The scientific approach probably is best exemplified by Dr. Ann Noble's Aroma Wheel. Dr. Noble developed not only a standardized set of terms for describing wine aromas, but recipes for creating the reference standard aromas to which the terms refer (e.g., to find out what "Black olive" on the Aroma Wheel refers to, put 4-6 mL brine from canned black olives in 25 mL white or red base wine). There are all kinds of methodological and philosophical problems with this approach, but the intent is clear - to create a more-or-less common and reproducible vocabulary for what people (or scientists, anyway) smell in various wines. How such a vocabulary, even if it's achievable, might help me understand, buy, or enjoy wine isn't clear, but that's probably not its intent.

The solipsistic approach eschews all pretense of objectivity and instead proclaims the taster's own experience of the wine during the moment of tasting. This approach is a curious assemblage of humility ("it's just my experience...") and arrogance ("...and all of my adoring readers are dying to hear about it!"). From the pen of a talented writer, solipsism can be entertaining, but it's seldom informative.
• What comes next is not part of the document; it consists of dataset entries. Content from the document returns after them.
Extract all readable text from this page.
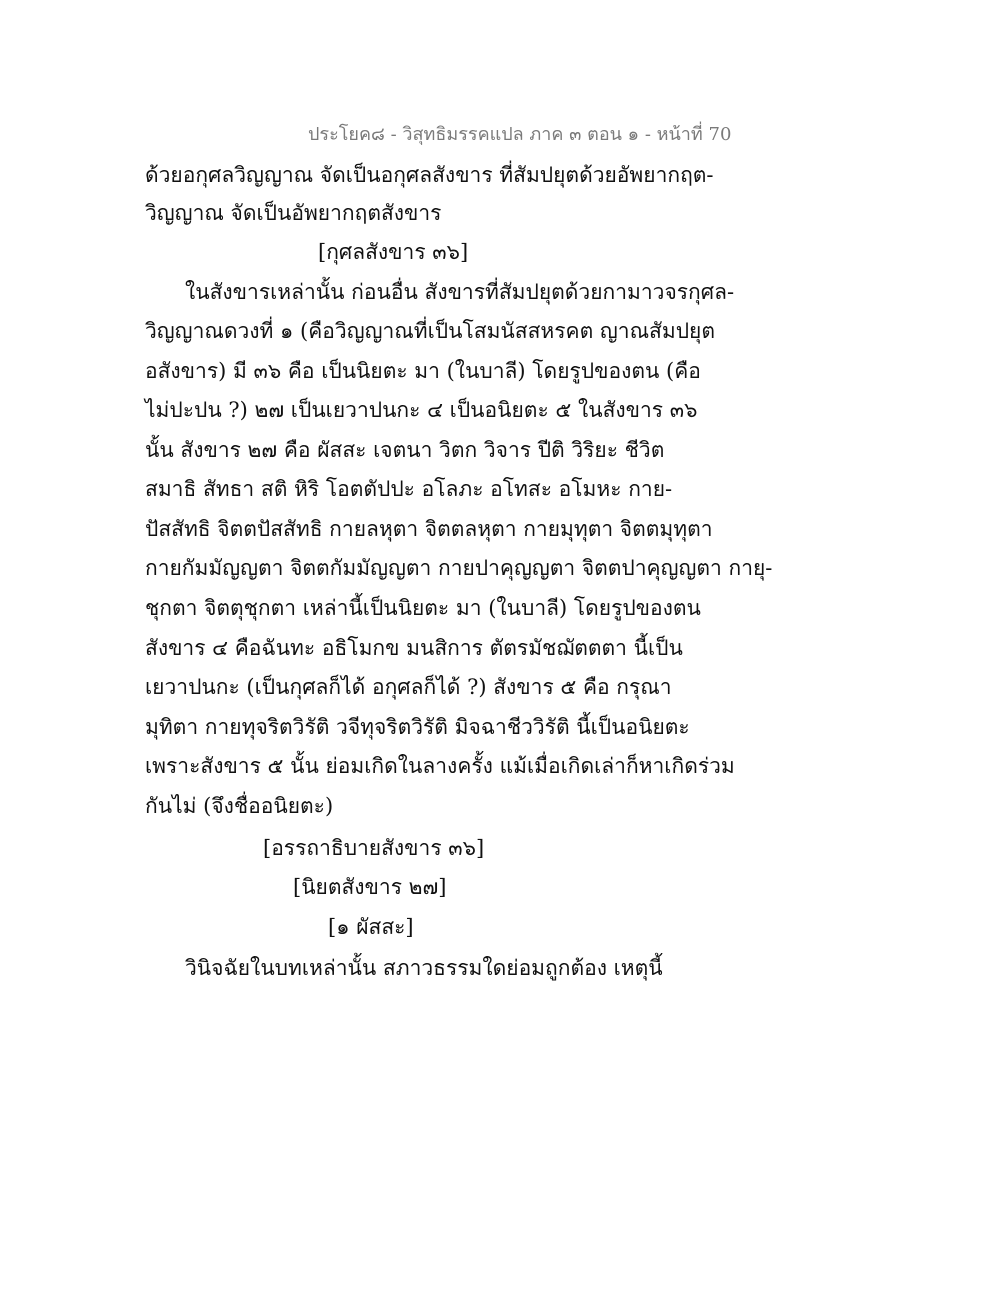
ประโยค๘ - วิสุทธิมรรคแปล ภาค ๓ ตอน ๑ - หน้าที่ 70
ด้วยอกุศลวิญญาณ จัดเป็นอกุศลสังขาร ที่สัมปยุตด้วยอัพยากฤต-
วิญญาณ จัดเป็นอัพยากฤตสังขาร
[กุศลสังขาร ๓๖]
ในสังขารเหล่านั้น ก่อนอื่น สังขารที่สัมปยุตด้วยกามาวจรกุศล-
วิญญาณดวงที่ ๑ (คือวิญญาณที่เป็นโสมนัสสหรคต ญาณสัมปยุต
อสังขาร) มี ๓๖ คือ เป็นนิยตะ มา (ในบาลี) โดยรูปของตน (คือ
ไม่ปะปน ?) ๒๗ เป็นเยวาปนกะ ๔ เป็นอนิยตะ ๕ ในสังขาร ๓๖
นั้น สังขาร ๒๗ คือ ผัสสะ เจตนา วิตก วิจาร ปีติ วิริยะ ชีวิต
สมาธิ สัทธา สติ หิริ โอตตัปปะ อโลภะ อโทสะ อโมหะ กาย-
ปัสสัทธิ จิตตปัสสัทธิ กายลหุตา จิตตลหุตา กายมุทุตา จิตตมุทุตา
กายกัมมัญญตา จิตตกัมมัญญตา กายปาคุญญตา จิตตปาคุญญตา กายุ-
ชุกตา จิตตุชุกตา เหล่านี้เป็นนิยตะ มา (ในบาลี) โดยรูปของตน
สังขาร ๔ คือฉันทะ อธิโมกข มนสิการ ตัตรมัชฌัตตตา นี้เป็น
เยวาปนกะ (เป็นกุศลก็ได้ อกุศลก็ได้ ?) สังขาร ๕ คือ กรุณา
มุทิตา กายทุจริตวิรัติ วจีทุจริตวิรัติ มิจฉาชีววิรัติ นี้เป็นอนิยตะ
เพราะสังขาร ๕ นั้น ย่อมเกิดในลางครั้ง แม้เมื่อเกิดเล่าก็หาเกิดร่วม
กันไม่ (จึงชื่ออนิยตะ)
[อรรถาธิบายสังขาร ๓๖]
[นิยตสังขาร ๒๗]
[๑ ผัสสะ]
วินิจฉัยในบทเหล่านั้น สภาวธรรมใดย่อมถูกต้อง เหตุนี้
Thus we are left with the poetic approach. My friend and wine industry colleague Chad Arnold is fond of describing Loire Valley chenin blanc as smelling like "wet concrete in November" (or October - depending on the wine). It so happens that Chad is a poet as well as a wine nerd. Is his description better than "wet minerals, honeycomb, and ultra-ripe pears"? I don't know. I do know that when I taste Loire chenin now, wet sidewalks after a late fall rain often are what I think of first.

Tuesday, August 02, 2005

Forge

"Forge" - a less mysterious word, but still one with a whiff of ambiguity. It's the fiery fount of creation and the act of creating. But it's also the act of fake creation, of making things that pretend to be what they are not. Winegrowing and winemaking exist in this same land of ambiguity. How to create in a way that respects and expresses the materials at hand, be they this particular iron or these particular grapes grown in this particular patch of ground?

There is as well a pleasingly utilitarian ring to "forge". It's where useful things begin to be shaped. Of course, there's no reason that useful things can't also be beautful. Just down the street from my house is Clausen Sculptural Iron, where Eric Clausen fashions lots of beautifully useful things.

Here at CruForge, we try to do the same.

Monday, August 01, 2005

Cru

"Cru" - an odd, tiny word. In the wine world, we usually translate it as "growth", referring to a place where vines have grown particularly well for a particularly long time. Thus crus are vineyards capable of producing wines excellent and distinctive enough to merit having particular names attached to them.

And yet, my French-English dictionary lists a melange of other meanings for "cru": raw, unpasteurized, harsh, blunt, uncompromising. Context is everything in figuring out what words mean, of course - few would find harshness or bluntness in a Burgundy from Chambertin or a Barolo from Cannubi. But in the winegrowing notion of cru there is something uncomprising and even raw (in the sense of pure and untransformed - think steak tartare or carne cruda alla piemontese). It's the desire to maintain vineyards and wines of distinct personalities - sometimes subtly distinct personalities - even when it would be easier and maybe more economically advantageous to do otherwise.

Some words show their muscle by being adopted in other languages - schadenfreude, aficionado, OK.... The Italians at least have adopted cru as their own. I don't know whether to marvel more at the lack of such a word in most languages or at the realization that such a word is necessary (and readily borrowable from French). I'm inclined towards the latter.